Integration
Integration: Overview
Your instructional goal must be the learners who know what to do with the newly learned information. If they have information without knowing how and when to use, your instruction has not reached its goal. This situation is similar to having the latest version of a smartphone, but still using it only for phone calls because you do not know what to do with other features. Citing research on instruction, Merrill (2007, p. 13) Links to an external site. suggests integration activities should provide:
- Techniques that encourage learners to integrate (transfer) the new knowledge or skill into their everyday life.
- Opportunity for the learner to publicly demonstrate their new knowledge or skill.
- Opportunity for learners to reflect-on, discuss, and defend their new knowledge or skill
- Opportunity for learners to create, invent, or explore new and personal ways to use their new knowledge or skill.
Examples of Integration Instructional Activities
Examples of types of integration phase activities include:
- Ponder activities aid your learners to think broadly and deeply about a topic.
- Stories by learners encourage your learners to correlate new information with their life.
- Job aids help your learners as a reminder to apply their learning to real-life situations.
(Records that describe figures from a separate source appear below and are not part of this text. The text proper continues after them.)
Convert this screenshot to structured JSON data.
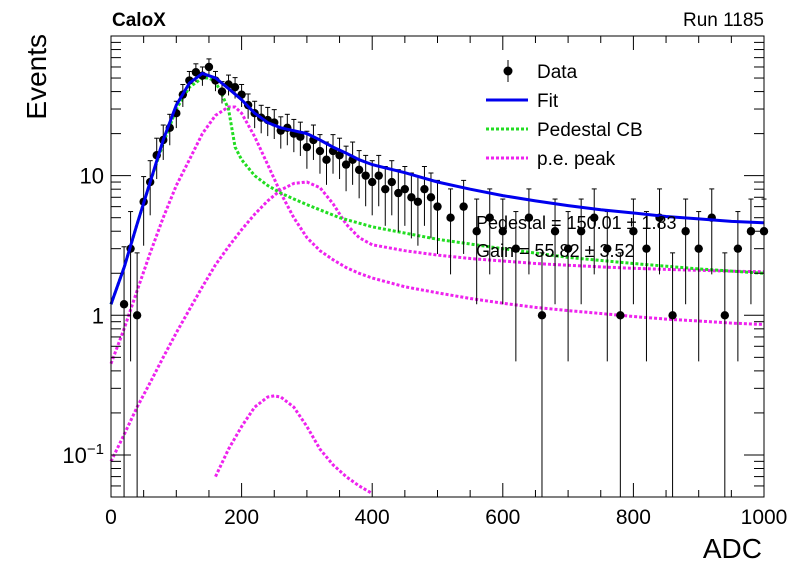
{
  "header": {
    "experiment": "CaloX",
    "run": "Run 1185"
  },
  "chart_data": {
    "type": "scatter",
    "title": "",
    "xlabel": "ADC",
    "ylabel": "Events",
    "xlim": [
      0,
      1000
    ],
    "ylim": [
      0.05,
      100
    ],
    "yscale": "log",
    "x_ticks": [
      0,
      200,
      400,
      600,
      800,
      1000
    ],
    "y_ticks": [
      {
        "value": 0.1,
        "base": "10",
        "exp": "−1"
      },
      {
        "value": 1,
        "base": "1",
        "exp": ""
      },
      {
        "value": 10,
        "base": "10",
        "exp": ""
      }
    ],
    "grid": false,
    "legend_position": "top-right",
    "legend": [
      {
        "label": "Data",
        "style": "marker",
        "color": "#000000"
      },
      {
        "label": "Fit",
        "style": "solid",
        "color": "#0000ee"
      },
      {
        "label": "Pedestal CB",
        "style": "dotted",
        "color": "#22dd22"
      },
      {
        "label": "p.e. peak",
        "style": "dotted",
        "color": "#ee22ee"
      }
    ],
    "annotations": [
      "Pedestal = 150.01 ± 1.83",
      "Gain = 55.82 ± 3.52"
    ],
    "series": [
      {
        "name": "Data",
        "kind": "points",
        "x": [
          20,
          30,
          40,
          50,
          60,
          70,
          80,
          90,
          100,
          110,
          120,
          130,
          140,
          150,
          160,
          170,
          180,
          190,
          200,
          210,
          220,
          230,
          240,
          250,
          260,
          270,
          280,
          290,
          300,
          310,
          320,
          330,
          340,
          350,
          360,
          370,
          380,
          390,
          400,
          410,
          420,
          430,
          440,
          450,
          460,
          470,
          480,
          490,
          500,
          520,
          540,
          560,
          580,
          600,
          620,
          640,
          660,
          680,
          700,
          720,
          740,
          760,
          780,
          800,
          820,
          840,
          860,
          880,
          900,
          920,
          940,
          960,
          980,
          1000
        ],
        "y": [
          1.2,
          3.0,
          1.0,
          6.5,
          9.0,
          14.0,
          18.0,
          22.0,
          28.0,
          38.0,
          48.0,
          55.0,
          52.0,
          60.0,
          48.0,
          40.0,
          45.0,
          43.0,
          38.0,
          32.0,
          28.0,
          26.0,
          25.0,
          24.0,
          21.0,
          22.0,
          20.0,
          19.0,
          16.0,
          18.0,
          15.0,
          13.0,
          15.0,
          14.0,
          12.0,
          13.0,
          11.0,
          10.0,
          9.0,
          10.0,
          8.0,
          9.0,
          7.5,
          8.0,
          7.0,
          6.5,
          8.0,
          7.0,
          6.0,
          5.0,
          6.0,
          4.0,
          5.0,
          4.0,
          3.0,
          5.0,
          1.0,
          4.0,
          3.0,
          4.0,
          5.0,
          3.0,
          1.0,
          4.0,
          3.0,
          5.0,
          1.0,
          4.0,
          3.0,
          5.0,
          1.0,
          3.0,
          4.0,
          4.0
        ],
        "color": "#000000"
      },
      {
        "name": "Fit",
        "kind": "line",
        "x": [
          0,
          20,
          40,
          60,
          80,
          100,
          120,
          140,
          160,
          180,
          200,
          220,
          240,
          260,
          280,
          300,
          320,
          340,
          360,
          380,
          400,
          450,
          500,
          550,
          600,
          650,
          700,
          750,
          800,
          850,
          900,
          950,
          1000
        ],
        "y": [
          1.2,
          2.2,
          4.5,
          9.0,
          18.0,
          32.0,
          46.0,
          54.0,
          50.0,
          42.0,
          35.0,
          28.0,
          24.0,
          22.0,
          21.0,
          20.0,
          18.0,
          16.0,
          14.5,
          13.0,
          12.0,
          10.5,
          9.0,
          8.0,
          7.2,
          6.6,
          6.1,
          5.7,
          5.4,
          5.1,
          4.9,
          4.7,
          4.6
        ],
        "color": "#0000ee"
      },
      {
        "name": "Pedestal CB",
        "kind": "line",
        "x": [
          0,
          20,
          40,
          60,
          80,
          100,
          120,
          140,
          150,
          160,
          170,
          180,
          190,
          200,
          220,
          240,
          260,
          280,
          300,
          350,
          400,
          500,
          600,
          700,
          800,
          900,
          1000
        ],
        "y": [
          1.2,
          2.2,
          4.5,
          9.0,
          17.0,
          30.0,
          43.0,
          50.0,
          50.0,
          47.0,
          38.0,
          30.0,
          16.0,
          13.0,
          10.0,
          8.5,
          7.5,
          6.8,
          6.2,
          5.0,
          4.3,
          3.5,
          3.0,
          2.6,
          2.35,
          2.15,
          2.0
        ],
        "color": "#22dd22"
      },
      {
        "name": "p.e. peak 1",
        "kind": "line",
        "x": [
          0,
          20,
          40,
          60,
          80,
          100,
          120,
          140,
          160,
          180,
          190,
          200,
          220,
          240,
          260,
          280,
          300,
          320,
          340,
          360,
          380,
          400,
          450,
          500,
          550,
          600,
          650,
          700,
          750,
          800,
          850,
          900,
          950,
          1000
        ],
        "y": [
          0.45,
          0.8,
          1.5,
          2.8,
          5.0,
          8.5,
          13.0,
          20.0,
          27.0,
          31.0,
          31.0,
          28.0,
          19.0,
          12.0,
          7.5,
          5.0,
          3.6,
          2.9,
          2.5,
          2.2,
          2.0,
          1.85,
          1.6,
          1.45,
          1.32,
          1.22,
          1.14,
          1.08,
          1.03,
          0.98,
          0.94,
          0.91,
          0.88,
          0.86
        ],
        "color": "#ee22ee"
      },
      {
        "name": "p.e. peak 2",
        "kind": "line",
        "x": [
          0,
          20,
          40,
          60,
          80,
          100,
          120,
          140,
          160,
          180,
          200,
          220,
          240,
          260,
          280,
          300,
          320,
          340,
          360,
          380,
          400,
          450,
          500,
          550,
          600,
          650,
          700,
          750,
          800,
          850,
          900,
          950,
          1000
        ],
        "y": [
          0.09,
          0.14,
          0.22,
          0.33,
          0.5,
          0.75,
          1.1,
          1.6,
          2.3,
          3.1,
          4.1,
          5.3,
          6.6,
          7.9,
          8.8,
          9.0,
          8.2,
          6.3,
          4.5,
          3.6,
          3.2,
          2.9,
          2.7,
          2.55,
          2.45,
          2.35,
          2.28,
          2.22,
          2.17,
          2.13,
          2.1,
          2.07,
          2.05
        ],
        "color": "#ee22ee"
      },
      {
        "name": "p.e. peak 3",
        "kind": "line",
        "x": [
          140,
          160,
          180,
          200,
          220,
          240,
          250,
          260,
          280,
          300,
          320,
          340,
          360,
          380,
          400,
          420
        ],
        "y": [
          0.048,
          0.07,
          0.11,
          0.16,
          0.22,
          0.26,
          0.265,
          0.26,
          0.22,
          0.16,
          0.11,
          0.085,
          0.07,
          0.06,
          0.053,
          0.048
        ],
        "color": "#ee22ee"
      }
    ]
  }
}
- Research activities are to encourage your learners discover and use own sources of information.
Ponder Activities
Ponder activities prompt your learners think deeply and broadly about the subject. They encourage your learners to examine their ideas from a new perspective. Types of ponder activities include:
- Question or reflection prompts: Asking your learners rhetorical or reflection questions helps learners to make connections. Making the questions personal will require the learners to think about the subject and their world. Examples of questions can be:
- Why do you think this is so?
- What did this happen?
- Where will this idea apply?
- Where will it not apply?
- How important is this idea to you?
- What other results could you expect?
- Cite example activities: This type of activity requires learners to identify existing examples.
- Evaluations activities: This type of activity requires your learners to critically examine the importance and relevance of items of learning. These activities prepare learners to apply new knowledge by recalling needed information. When using evaluation activities, you may have your learners evaluate real-world examples (e.g., press release, advertisement, poster, organization chart, book jacket, review or synopsis, etc.) to relate the subject matter to real-world context.
Stories by the Learners
One way to promote the integration of new information into their life is to encourage them to retrieve events from their own lives. You can encourage your learners by sharing your story and asking them to share their stories. The invitation to tell a story adds the element of reflection and encourages learners to think about what is said and how it applies their own situations.
Job Aids
Job aids are instruction cards or wall charts that allow your learners to access the information they need when performing a task. Job aids can be quite handy when your learners apply new information. They can be used to provide help to someone performing a task right when and where they need it. There are different types of job aids, such as a checklist, reference summaries (cheat sheets), glossaries, and calculators.
Research Activities
Research activities require your learners to discover and use their own sources of information. You can use research activities to teach your learners how to gather, analyze, and report on information. Examples of research activities include:
- Personal perspectives: Ask your learners to consider the research of all different perspectives to augment their own.
- Scrapbooks: Ask your learners to create a scrapbook so that they can gather and organize their knowledge.
- Day in the life: Have your learners research a real, historical, or fictional character and then ask them imagine how the character would use the new information in a typical day.
Before you move on ...
Circling back to the learning log you started at the beginning of this module, consider the instructional principle of integration. How do you think integration activities promote learning?
Your Design Decisions
Thinking about your target audience of learners, your lesson's objectives, and the learning context for the lesson you are designing, what types of integration activities could you incorporate into your lesson that would require learners to reflect on, discuss, use, or demonstrate the new skill or knowledge in their everyday life? What learner guidance would be needed within the integration activity?
When designing your integration activities, keep in mind that effective integration activities:
- Prompt learners to reflect what they learn by describing their experiences and challenges.
- Encourage your learners to apply new knowledge and skills into their life, or relate their new knowledge to future goals.